Je m’attendais à ce que Luckenbach sursaute à « pensée autoréfléchie ». Il s’est contenté de rappeler, d’un ton morne, que nous n’avions pas le droit d’utiliser d’informatique binaire.

— Rejeter l’informatique binaire était sans doute nécessaire pour simplement imaginer qu’un ordinateur sensoriel soit possible. La découverte est faite, passons à autre chose! Si ce centre de recherche vous impose des conditions inacceptables, remettez votre démission et allez poursuivre vos travaux ailleurs.

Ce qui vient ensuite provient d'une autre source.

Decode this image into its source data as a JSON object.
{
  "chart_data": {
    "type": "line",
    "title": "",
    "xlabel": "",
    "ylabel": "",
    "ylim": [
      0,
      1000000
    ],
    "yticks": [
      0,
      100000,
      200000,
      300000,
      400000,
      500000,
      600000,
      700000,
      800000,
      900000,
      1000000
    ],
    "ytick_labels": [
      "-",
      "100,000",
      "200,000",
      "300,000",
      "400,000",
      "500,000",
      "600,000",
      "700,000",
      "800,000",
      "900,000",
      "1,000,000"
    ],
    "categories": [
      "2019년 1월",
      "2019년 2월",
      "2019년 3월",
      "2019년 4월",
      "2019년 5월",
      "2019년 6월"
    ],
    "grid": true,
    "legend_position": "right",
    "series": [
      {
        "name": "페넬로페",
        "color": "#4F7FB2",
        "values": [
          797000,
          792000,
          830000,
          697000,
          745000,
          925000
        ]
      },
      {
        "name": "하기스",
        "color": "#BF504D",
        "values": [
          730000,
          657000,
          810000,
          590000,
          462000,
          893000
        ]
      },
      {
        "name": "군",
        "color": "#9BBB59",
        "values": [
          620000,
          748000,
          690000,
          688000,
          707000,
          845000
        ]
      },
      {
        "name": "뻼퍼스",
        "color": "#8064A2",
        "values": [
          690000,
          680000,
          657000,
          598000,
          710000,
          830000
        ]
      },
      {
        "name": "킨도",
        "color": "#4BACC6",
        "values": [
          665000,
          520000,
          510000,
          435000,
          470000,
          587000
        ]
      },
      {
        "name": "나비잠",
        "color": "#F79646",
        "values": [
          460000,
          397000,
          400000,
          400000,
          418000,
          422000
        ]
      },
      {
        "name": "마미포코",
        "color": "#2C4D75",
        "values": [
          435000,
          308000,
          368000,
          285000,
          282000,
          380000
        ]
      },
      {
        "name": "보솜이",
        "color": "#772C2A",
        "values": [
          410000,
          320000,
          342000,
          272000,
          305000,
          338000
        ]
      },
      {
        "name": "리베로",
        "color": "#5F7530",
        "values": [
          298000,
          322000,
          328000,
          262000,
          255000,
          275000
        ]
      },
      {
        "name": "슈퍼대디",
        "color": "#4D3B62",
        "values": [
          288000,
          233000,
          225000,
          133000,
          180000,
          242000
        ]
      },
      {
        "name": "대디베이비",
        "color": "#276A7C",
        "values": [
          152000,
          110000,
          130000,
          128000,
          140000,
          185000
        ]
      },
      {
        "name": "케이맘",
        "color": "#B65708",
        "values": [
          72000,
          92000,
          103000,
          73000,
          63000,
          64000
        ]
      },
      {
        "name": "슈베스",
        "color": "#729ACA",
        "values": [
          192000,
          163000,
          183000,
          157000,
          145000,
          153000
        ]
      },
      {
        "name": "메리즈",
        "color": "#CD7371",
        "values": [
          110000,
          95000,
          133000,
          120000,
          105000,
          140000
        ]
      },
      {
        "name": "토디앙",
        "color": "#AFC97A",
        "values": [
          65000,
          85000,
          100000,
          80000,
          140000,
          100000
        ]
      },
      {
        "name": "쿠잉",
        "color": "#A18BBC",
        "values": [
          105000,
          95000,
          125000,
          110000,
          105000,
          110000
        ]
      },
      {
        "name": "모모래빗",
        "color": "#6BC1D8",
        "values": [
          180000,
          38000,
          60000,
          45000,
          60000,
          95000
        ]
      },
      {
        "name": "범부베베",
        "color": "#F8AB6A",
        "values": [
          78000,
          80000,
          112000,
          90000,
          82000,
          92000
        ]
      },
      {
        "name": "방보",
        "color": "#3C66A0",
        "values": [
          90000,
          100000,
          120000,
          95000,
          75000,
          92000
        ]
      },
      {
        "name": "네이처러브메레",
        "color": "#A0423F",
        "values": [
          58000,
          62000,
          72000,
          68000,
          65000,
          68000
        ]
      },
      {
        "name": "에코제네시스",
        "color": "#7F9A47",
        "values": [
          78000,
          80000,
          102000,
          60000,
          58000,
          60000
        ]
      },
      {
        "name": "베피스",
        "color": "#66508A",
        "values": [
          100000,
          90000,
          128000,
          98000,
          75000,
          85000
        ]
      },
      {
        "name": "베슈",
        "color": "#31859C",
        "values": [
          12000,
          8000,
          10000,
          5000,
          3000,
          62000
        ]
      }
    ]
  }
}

— Ces recherches appartiennent à la Human Science Foundation, a faiblement protesté Luckenbach. Je ne peux pas retourner au MIT comme ça, avec les plans de Howard dans mon porte-documents.

Je n’ai pas insisté. J’avais la désagréable impression qu’on m’avait « fait parler ». Pour une raison qui n’était pas claire, il répugnait à Luckenbach de quitter le E Z Lazy.

Sur le chemin du retour, au moment où nous commencions à distinguer le toit du main lodge, un cavalier s’est approché au grand galop, soulevant la pierre et le sable. Grand, sans chapeau, de longues tresses noires: Ray. Son cheval s’est arrêté juste devant nous.

— Des ennuis. Venez vite.

Il avait déjà rebroussé chemin… Cramponné au pommeau, les dents serrés, je me suis laissé entraîner au galop jusqu’aux écuries. J’ai descendu, chancelant, le dos et les fesses en compote. J’ai quand même réussi à rattraper mes trois compagnons qui marchaient à grands pas vers les ateliers. Dans le stationnement des visiteurs, trois nouvelles voitures étaient arrêtées, dont la Lincoln du révérend Mason.

*

Puisque c’était dimanche, il régnait un calme inhabituel dans ce lieu habituellement bourdonnant d’activité. Seuls deux contremaîtres, mal à l’aise, faisaient face aux quatre nouveaux venus. Le révérend Mason était aujourd’hui vêtu d’un complet de suède beige et coiffé d’un Stetson décore d’une southern star de clous brillants. À ses côtés, trois hommes contemplaient les lieux, perplexes et sévères: un prêtre, âgé d’une soixantaine d’années, vêtu d’un complet noir à col romain, un jeune homme aux cheveux très noirs et au teint basané, en complet gris, et un homme corpulent, aux cheveux blonds clairsemés et décoiffés. C’est avec un sursaut que j’ai reconnu le prédicateur Harold Philip Sears.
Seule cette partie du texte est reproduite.